The introduction of faecal transplants has provided a new and welcome approach to treating difficult bacterial infections. However, following a patient death, there are questions over their future use. How can the risks surrounding transplants be removed to reap the benefits of this promising therapeutic treatment?
In this review, published in Nature Reviews Microbiology, Hudson Institute microbiome experts Dr Edward Giles, Gemma D’Adamo and Dr Sam Forster say there is an urgent need for the standardised regulation of faecal microbiota transplant (FMT) treatments.
In a burgeoning FMT industry where treatments are being used in medicine, as well as a large number of treatments moving into clinical trials, the team outline what they see as the next steps to ensure safer microbiota-based medicines.
Success of FMT to-date
FMTs offer an alternative treatment to antibiotics for bacterial infections, which is increasingly becoming an important therapeutic option as many bacteria develop drug-resistant strains.
The potential role of microbiota-based medicines is immense and could help cure a wide range of conditions, from diabetes to obesity.
FMT involves transplanting healthy stool bacteria to a patient. The process balances gut bacteria through the reintroduction of healthy bacteria. The treatment is referred to as ‘non-specific’, meaning that the entire microbiome of the donor’s stool is transferred, not particular bacteria types.

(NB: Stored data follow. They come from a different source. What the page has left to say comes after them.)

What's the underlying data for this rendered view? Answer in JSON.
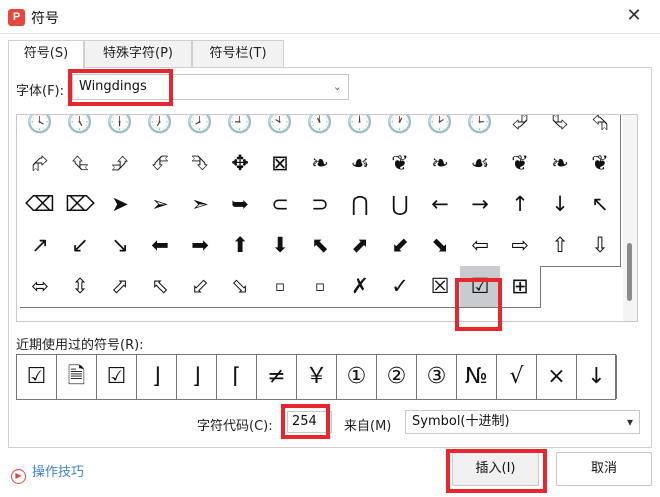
{
  "window": {
    "title": "符号",
    "app_icon_letter": "P",
    "close_glyph": "✕"
  },
  "tabs": [
    {
      "label": "符号(S)"
    },
    {
      "label": "特殊字符(P)"
    },
    {
      "label": "符号栏(T)"
    }
  ],
  "font": {
    "label": "字体(F):",
    "value": "Wingdings",
    "arrow": "⌄"
  },
  "grid": {
    "rows": [
      [
        "🕓",
        "🕔",
        "🕕",
        "🕖",
        "🕗",
        "🕘",
        "🕙",
        "🕚",
        "🕛",
        "🕐",
        "🕑",
        "🕒",
        "⮰",
        "⮱",
        "⮲"
      ],
      [
        "⮳",
        "⮴",
        "⮵",
        "⮶",
        "⮷",
        "✥",
        "⊠",
        "❧",
        "☙",
        "❦",
        "❧",
        "☙",
        "❦",
        "❧",
        "❦"
      ],
      [
        "⌫",
        "⌦",
        "➤",
        "➢",
        "➣",
        "➥",
        "⊂",
        "⊃",
        "⋂",
        "⋃",
        "←",
        "→",
        "↑",
        "↓",
        "↖"
      ],
      [
        "↗",
        "↙",
        "↘",
        "⬅",
        "➡",
        "⬆",
        "⬇",
        "⬉",
        "⬈",
        "⬋",
        "⬊",
        "⇦",
        "⇨",
        "⇧",
        "⇩"
      ],
      [
        "⬄",
        "⇳",
        "⬀",
        "⬁",
        "⬃",
        "⬂",
        "▫",
        "▫",
        "✗",
        "✓",
        "☒",
        "☑",
        "⊞"
      ]
    ],
    "selected_symbol": "☑"
  },
  "recent": {
    "label": "近期使用过的符号(R):",
    "items": [
      "☑",
      "🗎",
      "☑",
      "⌋",
      "⌋",
      "⌈",
      "≠",
      "￥",
      "①",
      "②",
      "③",
      "№",
      "√",
      "×",
      "↓"
    ]
  },
  "char_code": {
    "label": "字符代码(C):",
    "value": "254"
  },
  "from": {
    "label": "来自(M)",
    "value": "Symbol(十进制)",
    "arrow": "▾"
  },
  "help": {
    "label": "操作技巧",
    "icon_glyph": "▶"
  },
  "buttons": {
    "insert": "插入(I)",
    "cancel": "取消"
  },
  "colors": {
    "highlight": "#e8262d",
    "link": "#3f84d6",
    "app_icon": "#e8473f"
  }
}
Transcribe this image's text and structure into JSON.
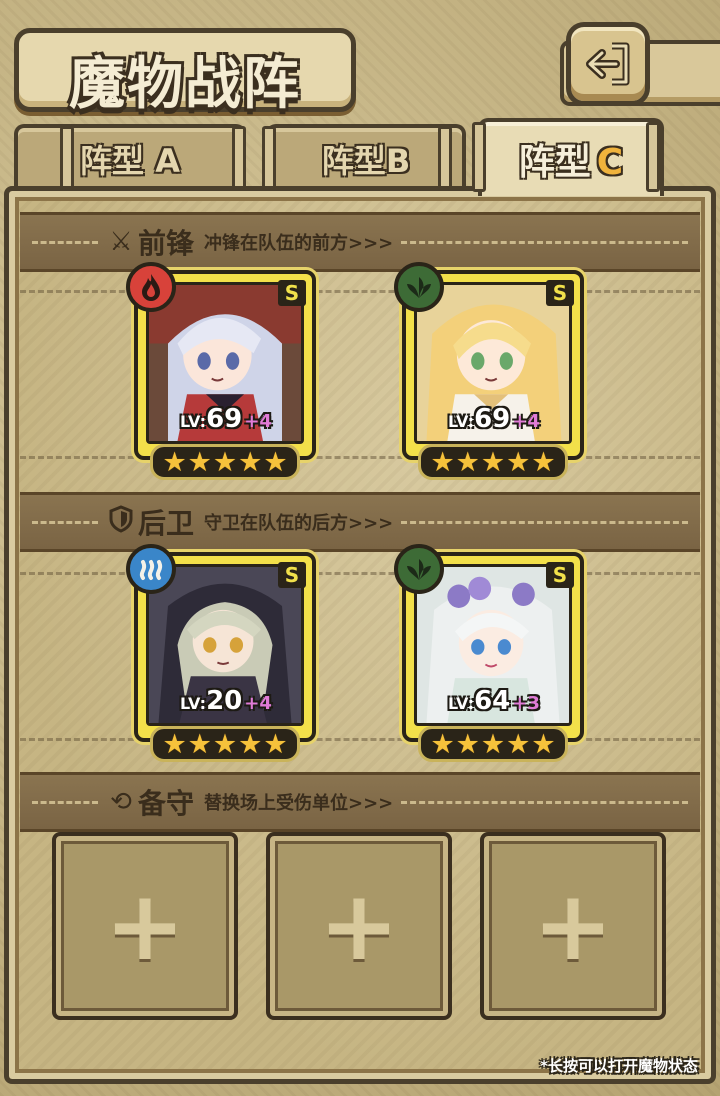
{
  "header": {
    "title": "魔物战阵",
    "back_icon": "return-arrow-icon"
  },
  "tabs": [
    {
      "label": "阵型",
      "letter": "A",
      "selected": false
    },
    {
      "label": "阵型",
      "letter": "B",
      "selected": false
    },
    {
      "label": "阵型",
      "letter": "C",
      "selected": true
    }
  ],
  "sections": {
    "front": {
      "icon": "sword-icon",
      "title": "前锋",
      "desc": "冲锋在队伍的前方>>>"
    },
    "back": {
      "icon": "shield-icon",
      "title": "后卫",
      "desc": "守卫在队伍的后方>>>"
    },
    "reserve": {
      "icon": "swap-icon",
      "title": "备守",
      "desc": "替换场上受伤单位>>>"
    }
  },
  "front_units": [
    {
      "element": "fire",
      "element_color": "#d8423a",
      "rarity": "S",
      "lv_label": "LV:",
      "level": "69",
      "bonus": "+4",
      "stars": 5
    },
    {
      "element": "nature",
      "element_color": "#3d6b36",
      "rarity": "S",
      "lv_label": "LV:",
      "level": "69",
      "bonus": "+4",
      "stars": 5
    }
  ],
  "back_units": [
    {
      "element": "water",
      "element_color": "#3a86c9",
      "rarity": "S",
      "lv_label": "LV:",
      "level": "20",
      "bonus": "+4",
      "stars": 5
    },
    {
      "element": "nature",
      "element_color": "#3d6b36",
      "rarity": "S",
      "lv_label": "LV:",
      "level": "64",
      "bonus": "+3",
      "stars": 5
    }
  ],
  "reserve_slots": [
    {
      "symbol": "+"
    },
    {
      "symbol": "+"
    },
    {
      "symbol": "+"
    }
  ],
  "footer_note": "*长按可以打开魔物状态"
}
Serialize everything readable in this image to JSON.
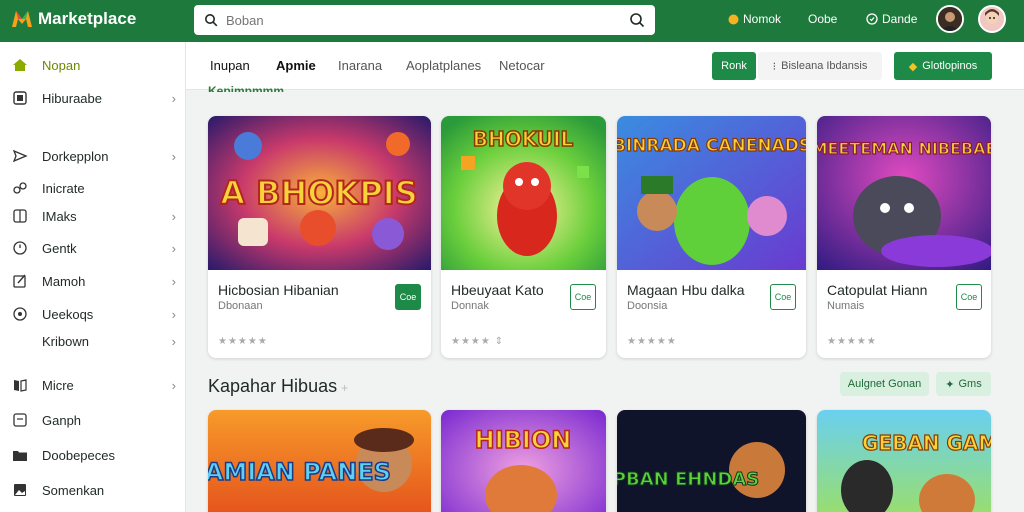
{
  "colors": {
    "brand": "#1e7a3c",
    "accent": "#1e8a47",
    "active_nav": "#6a8a00"
  },
  "header": {
    "app_name": "Marketplace",
    "search_placeholder": "Boban",
    "links": [
      {
        "label": "Nomok",
        "icon": "coin-icon"
      },
      {
        "label": "Oobe",
        "icon": "eye-icon"
      },
      {
        "label": "Dande",
        "icon": "chat-icon"
      }
    ]
  },
  "sidebar": {
    "items": [
      {
        "label": "Nopan",
        "icon": "home-icon",
        "chevron": false
      },
      {
        "label": "Hiburaabe",
        "icon": "square-icon",
        "chevron": true
      },
      {
        "label": "Dorkepplon",
        "icon": "send-icon",
        "chevron": true
      },
      {
        "label": "Inicrate",
        "icon": "link-icon",
        "chevron": false
      },
      {
        "label": "IMaks",
        "icon": "grid-icon",
        "chevron": true
      },
      {
        "label": "Gentk",
        "icon": "clock-icon",
        "chevron": true
      },
      {
        "label": "Mamoh",
        "icon": "edit-icon",
        "chevron": true
      },
      {
        "label": "Ueekoqs",
        "icon": "settings-icon",
        "chevron": true
      },
      {
        "label": "Kribown",
        "icon": "",
        "chevron": true
      },
      {
        "label": "Micre",
        "icon": "book-icon",
        "chevron": true
      },
      {
        "label": "Ganph",
        "icon": "doc-icon",
        "chevron": false
      },
      {
        "label": "Doobepeces",
        "icon": "folder-icon",
        "chevron": false
      },
      {
        "label": "Somenkan",
        "icon": "image-icon",
        "chevron": false
      }
    ]
  },
  "tabs": [
    "Inupan",
    "Apmie",
    "Inarana",
    "Aoplatplanes",
    "Netocar"
  ],
  "toolbar": {
    "rank_label": "Ronk",
    "filter_label": "Bisleana Ibdansis",
    "action_label": "Glotlopinos"
  },
  "section1": {
    "subtitle": "Kepjmpmmm",
    "cards": [
      {
        "art_text": "A BHOKPIS",
        "title": "Hicbosian Hibanian",
        "sub": "Dbonaan",
        "stars": "★★★★★",
        "get": "Coe"
      },
      {
        "art_text": "BHOKUIL",
        "title": "Hbeuyaat Kato",
        "sub": "Donnak",
        "stars": "★★★★ ⇕",
        "get": "Coe"
      },
      {
        "art_text": "BINRADA CANENADS",
        "title": "Magaan Hbu dalka",
        "sub": "Doonsia",
        "stars": "★★★★★",
        "get": "Coe"
      },
      {
        "art_text": "MEETEMAN NIBEBAE",
        "title": "Catopulat Hiann",
        "sub": "Numais",
        "stars": "★★★★★",
        "get": "Coe"
      }
    ]
  },
  "section2": {
    "title": "Kapahar Hibuas",
    "pill1": "Aulgnet Gonan",
    "pill2": "Gms",
    "cards": [
      {
        "art_text": "GAMIAN PANES"
      },
      {
        "art_text": "HIBION"
      },
      {
        "art_text": "BEPBAN EHNDAS"
      },
      {
        "art_text": "GEBAN GAME"
      }
    ]
  }
}
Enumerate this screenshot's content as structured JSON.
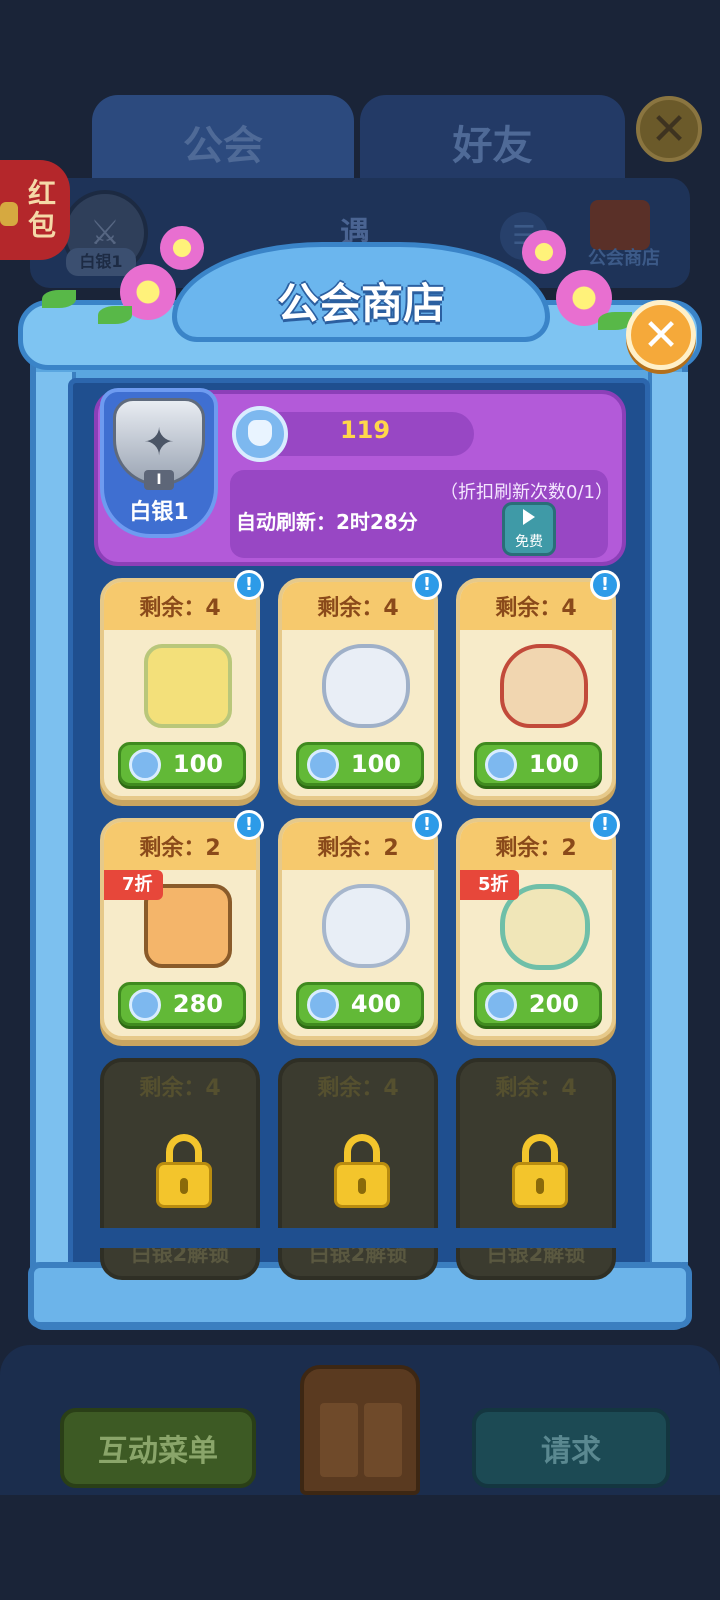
{
  "background": {
    "tabs": [
      "公会",
      "好友"
    ],
    "rank_label": "白银1",
    "encounter_text": "遇",
    "shop_label": "公会商店",
    "red_packet": "红包",
    "bottom_buttons": {
      "menu": "互动菜单",
      "request": "请求"
    }
  },
  "shop": {
    "title": "公会商店",
    "rank": {
      "numeral": "I",
      "name": "白银1"
    },
    "currency": 119,
    "refresh_count": "（折扣刷新次数0/1）",
    "auto_refresh": "自动刷新：2时28分",
    "free_button": "免费",
    "items": [
      {
        "stock": "剩余：4",
        "price": "100",
        "item": "tofu-dish-icon"
      },
      {
        "stock": "剩余：4",
        "price": "100",
        "item": "tea-cup-icon"
      },
      {
        "stock": "剩余：4",
        "price": "100",
        "item": "dumpling-plate-icon"
      },
      {
        "stock": "剩余：2",
        "price": "280",
        "item": "layer-cake-icon",
        "discount": "7折"
      },
      {
        "stock": "剩余：2",
        "price": "400",
        "item": "teapot-icon"
      },
      {
        "stock": "剩余：2",
        "price": "200",
        "item": "dumpling-soup-icon",
        "discount": "5折"
      }
    ],
    "locked_items": [
      {
        "stock": "剩余：4",
        "unlock": "白银2解锁"
      },
      {
        "stock": "剩余：4",
        "unlock": "白银2解锁"
      },
      {
        "stock": "剩余：4",
        "unlock": "白银2解锁"
      }
    ]
  }
}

The transplant can be administered in a number of ways including colonoscopy, enema, or a capsule containing freeze-dried material.
FMT has been highly successful in treating the debilitating intestinal infection that is caused by the Clostridioides difficile bacteria. The infection causes diarrhoea, fever, stomach pain and nausea. One of the worst traits of the bacteria is its ability to reinfect patients, with one in five patients having a reoccurrence.
C. diff infections are a prime target for treatment by faecal transplant because the bacteria are hard to kill, due to the fact they can produce spores that can tolerate extreme conditions. In fact, some antibiotic therapies can make the infection worse by disrupting the normal balance of the gut bacteria, which allows C. diff to opportunistically dominate.
To compound the difficulty of treating C. diff, globally strains of the bacteria are emerging that are antibiotic resistant.
Dr Forster said, “Randomised controlled trials of FMT for treating of C. diff infections have reported more than 90 per cent efficacy, largely irrespective of preparation and administration strategy.
“C. diff is a great example of a difficult to treat infection that responds very effectively to FMT. It illustrates the kind of application and potential FTM therapies can have.”
Dr Forster said, “Despite the non-specific nature of the treatment, FMT has shown a remarkably low rate of negative patient responses.
“However, the transfer of live microorganisms from healthy donors to sick patients has risks.
“Recently in the USA, an FMT containing drug-resistant bacteria was transferred to a patient, who subsequently died.
“When this is viewed in alongside three previous reports of FMT fatalities, it’s clear there are some serious issues that need to be addressed.
“The risk of infection, although small, depends on the FMT sample. Infection risk is possibly higher in patients with disturbed microbiota, such as those who have recently undergone antibiotic treatment.”
Next steps | microbiological screening
“While further work needs to be done, it is great to see the Australian Therapeutic Goods Administration and the Minister for Health’s recent announcement of guidelines that regulate the use of FMT and ensure patient safety in Australia,” Dr Forster said.
Dr Giles said, “FMT definitely should be available as a treatment option, it is often a lifesaving procedure. However, we need industry-wide regulatory standards.
“In the recent case of the patient who died from FMT, the donor stool had not been tested, and subsequent testing showed the transplant had administered drug-resistant bacteria.
“The use of standard microbiological screening should prevent transferring known disease-causing microorganisms and antimicrobial resistant bacteria to sick patients.
“Being able to safely deliver FMT to patients will require standardised, highly specialised laboratories for stool preparation and thorough screening of donor material.”
Dr Giles said, “Due to the complexity and variability in donor stools, coupled with our limited understanding of the forces that shape the microbiota, FMT will always present a risk for some patients.
“Ultimately we see non-specific FMT as a therapeutic bridge to a more targeted treatment. We see a future where instead of transferring the whole microbiome of a donor, targeted bacteriotherapy where one type of good bacteria, or a handful of good bacteria, are administered to patients to restore their gut health.
“The future of treatment could be a multi-faceted approach, taking into account our knowledge of healthy microbiota and how diet impacts our microbiome. This could see patients using a combination of antibiotics, followed by targeted bacteriotherapy and changes to diet to cure their condition.
“This future treatment is not too far on the horizon, with work already underway to create tailor-made treatments with specific beneficial bacteria.”